Aku masih capek sebenarnya untuk beraktifitas, namun aku
masih ada kerjaan yang harus di selesaikan secepatnya yaitu editan Vlog
perjalanan mudik tahun ini. Aku memindahkan file dari memori kameraku ke folder
dileptopku kemudian sebagian file-file lama yang sudah tidak berguna di
leptopku segera aku hapus. Sebab takut kapasitas memori leptopku kepenuhan.
Ada sebuah Folder yang membuat aku penasaran, folder itu berjudul ‘
PINDAHAN ‘ lalu kemudian aku mengetuk dua kali dengan menggunakan jari
telunjuk, ternyata isi dari folder ini adalah foto-foto lama dari heandphone samsung
lamaku, hp itu telah lama hilang. Pada saat aku mau liburan ke jogja, namun tidak
jadi dikarenakan banyaknya penghitungan rencana terlebih lagi yuhul tidak jadi
berangkat. Setelah aku buka, aku memperbesar gambar, dan kemudian menggeser
foto-foto tersebut satu persatu, aku terkejut foto lama ku dengan Kira masih
tersimpan mesrah.
Aku kembali mengingat sembari mengeser foto-foto ini. Aku,.. aku, aku, aku galau.

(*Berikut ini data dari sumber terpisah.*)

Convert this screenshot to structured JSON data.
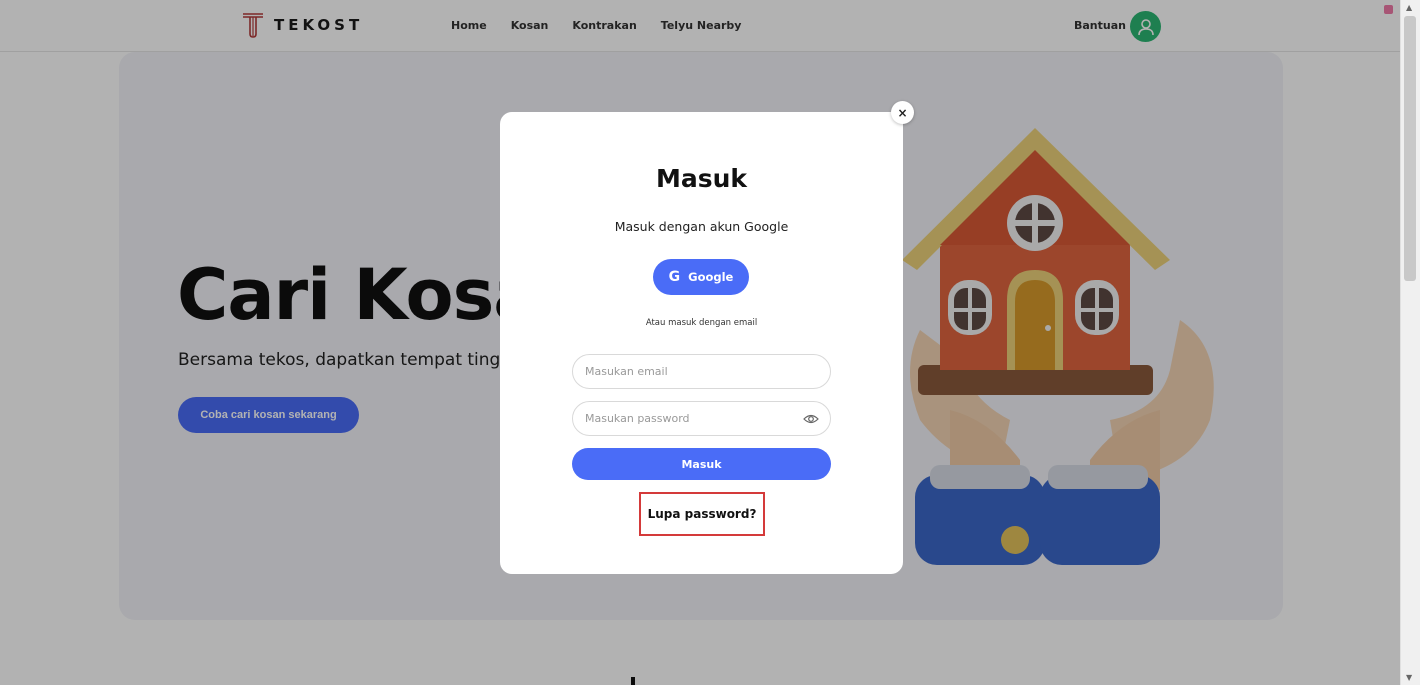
{
  "navbar": {
    "brand": "TEKOST",
    "links": [
      "Home",
      "Kosan",
      "Kontrakan",
      "Telyu Nearby"
    ],
    "help": "Bantuan"
  },
  "hero": {
    "title": "Cari Kosan",
    "subtitle": "Bersama tekos, dapatkan tempat tinggal",
    "cta": "Coba cari kosan sekarang"
  },
  "modal": {
    "title": "Masuk",
    "google_prompt": "Masuk dengan akun Google",
    "google_button": "Google",
    "google_glyph": "G",
    "email_prompt": "Atau masuk dengan email",
    "email_placeholder": "Masukan email",
    "password_placeholder": "Masukan password",
    "submit": "Masuk",
    "forgot": "Lupa password?",
    "close_glyph": "×"
  },
  "colors": {
    "accent": "#4a6cf7",
    "avatar": "#2bb673",
    "highlight_border": "#d43a3a"
  }
}
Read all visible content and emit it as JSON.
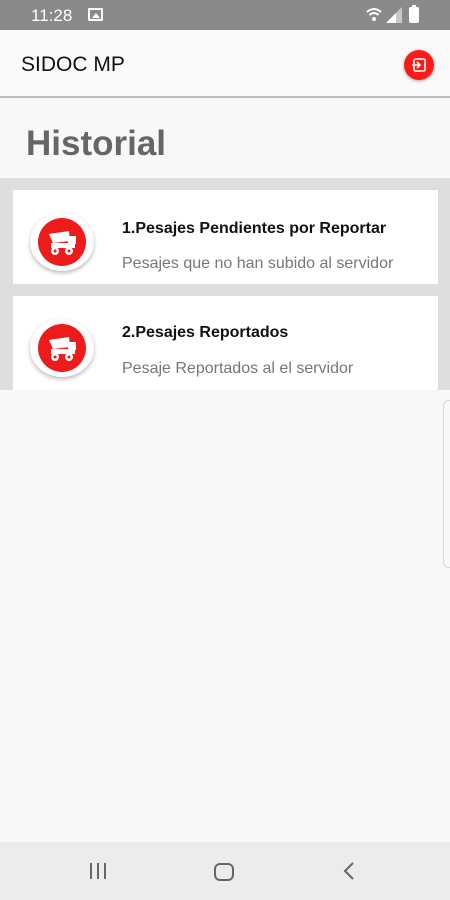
{
  "status_bar": {
    "time": "11:28",
    "icons": [
      "gallery-icon",
      "wifi-icon",
      "signal-icon",
      "battery-icon"
    ]
  },
  "app_bar": {
    "title": "SIDOC MP",
    "action_icon": "logout-icon",
    "accent_color": "#ff1a1a"
  },
  "page": {
    "heading": "Historial"
  },
  "items": [
    {
      "title": "1.Pesajes Pendientes por Reportar",
      "subtitle": "Pesajes que no han subido al servidor",
      "icon": "truck-icon"
    },
    {
      "title": "2.Pesajes Reportados",
      "subtitle": "Pesaje Reportados al el servidor",
      "icon": "truck-icon"
    }
  ],
  "navigation_bar": {
    "buttons": [
      "recents-icon",
      "home-icon",
      "back-icon"
    ]
  }
}
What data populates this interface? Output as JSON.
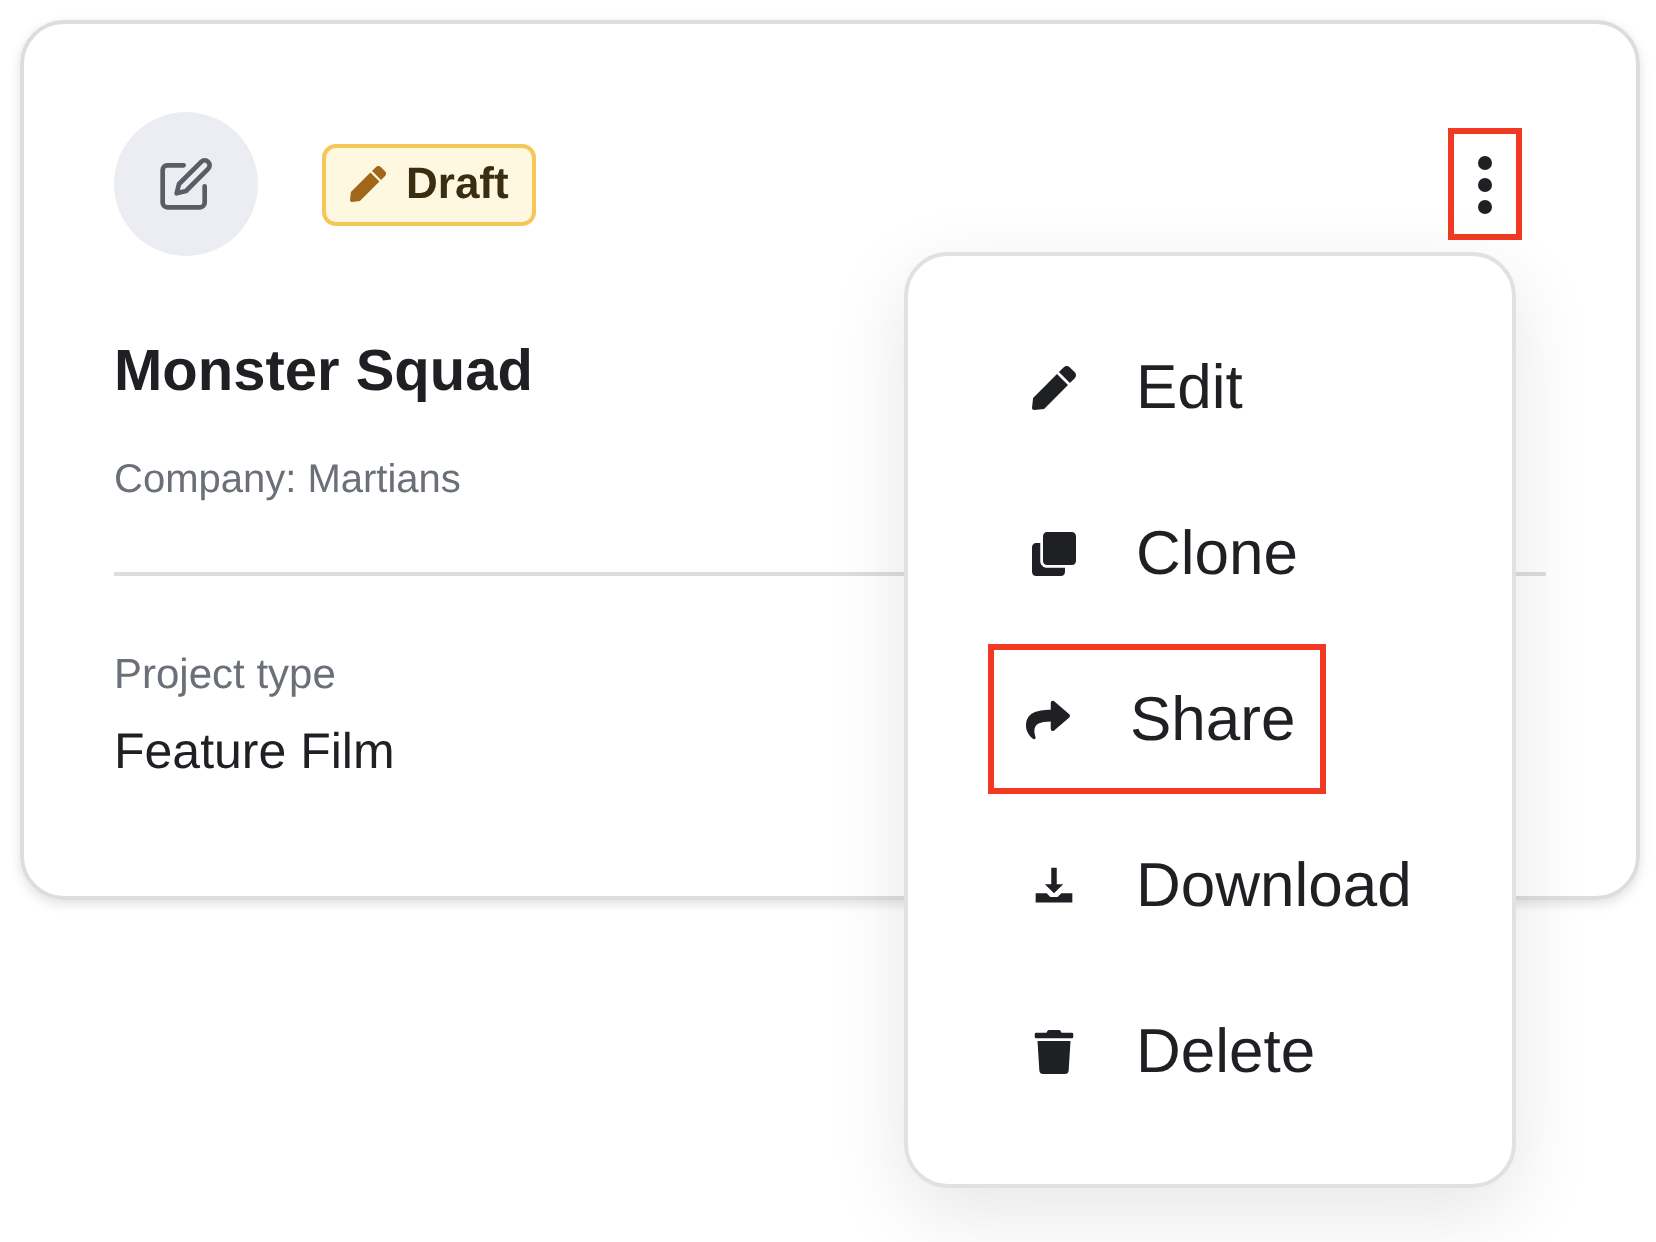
{
  "card": {
    "badge": {
      "label": "Draft"
    },
    "title": "Monster Squad",
    "company": "Company: Martians",
    "fields": [
      {
        "label": "Project type",
        "value": "Feature Film"
      }
    ],
    "more_button": {
      "highlighted": true
    }
  },
  "menu": {
    "items": [
      {
        "kind": "edit",
        "label": "Edit",
        "highlighted": false
      },
      {
        "kind": "clone",
        "label": "Clone",
        "highlighted": false
      },
      {
        "kind": "share",
        "label": "Share",
        "highlighted": true
      },
      {
        "kind": "download",
        "label": "Download",
        "highlighted": false
      },
      {
        "kind": "delete",
        "label": "Delete",
        "highlighted": false
      }
    ]
  }
}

Foto ini sangat romantis, aku dan Kira duduk berdekatan,
tersenyum bersama dengan wajah mengarah ke kamera, tampak dari foto ini suasana
yang dulu memang penuh rasa cinta, hangat, senang dan natural.
Namun sekarang? hanya
rasa hampa, gelisah penuh luka.
Aku kembali mengenang, walau aku batasi dalam hitungan menit.
Mungkin kisaran 7 menit lebih 2 detik jika ku hitung.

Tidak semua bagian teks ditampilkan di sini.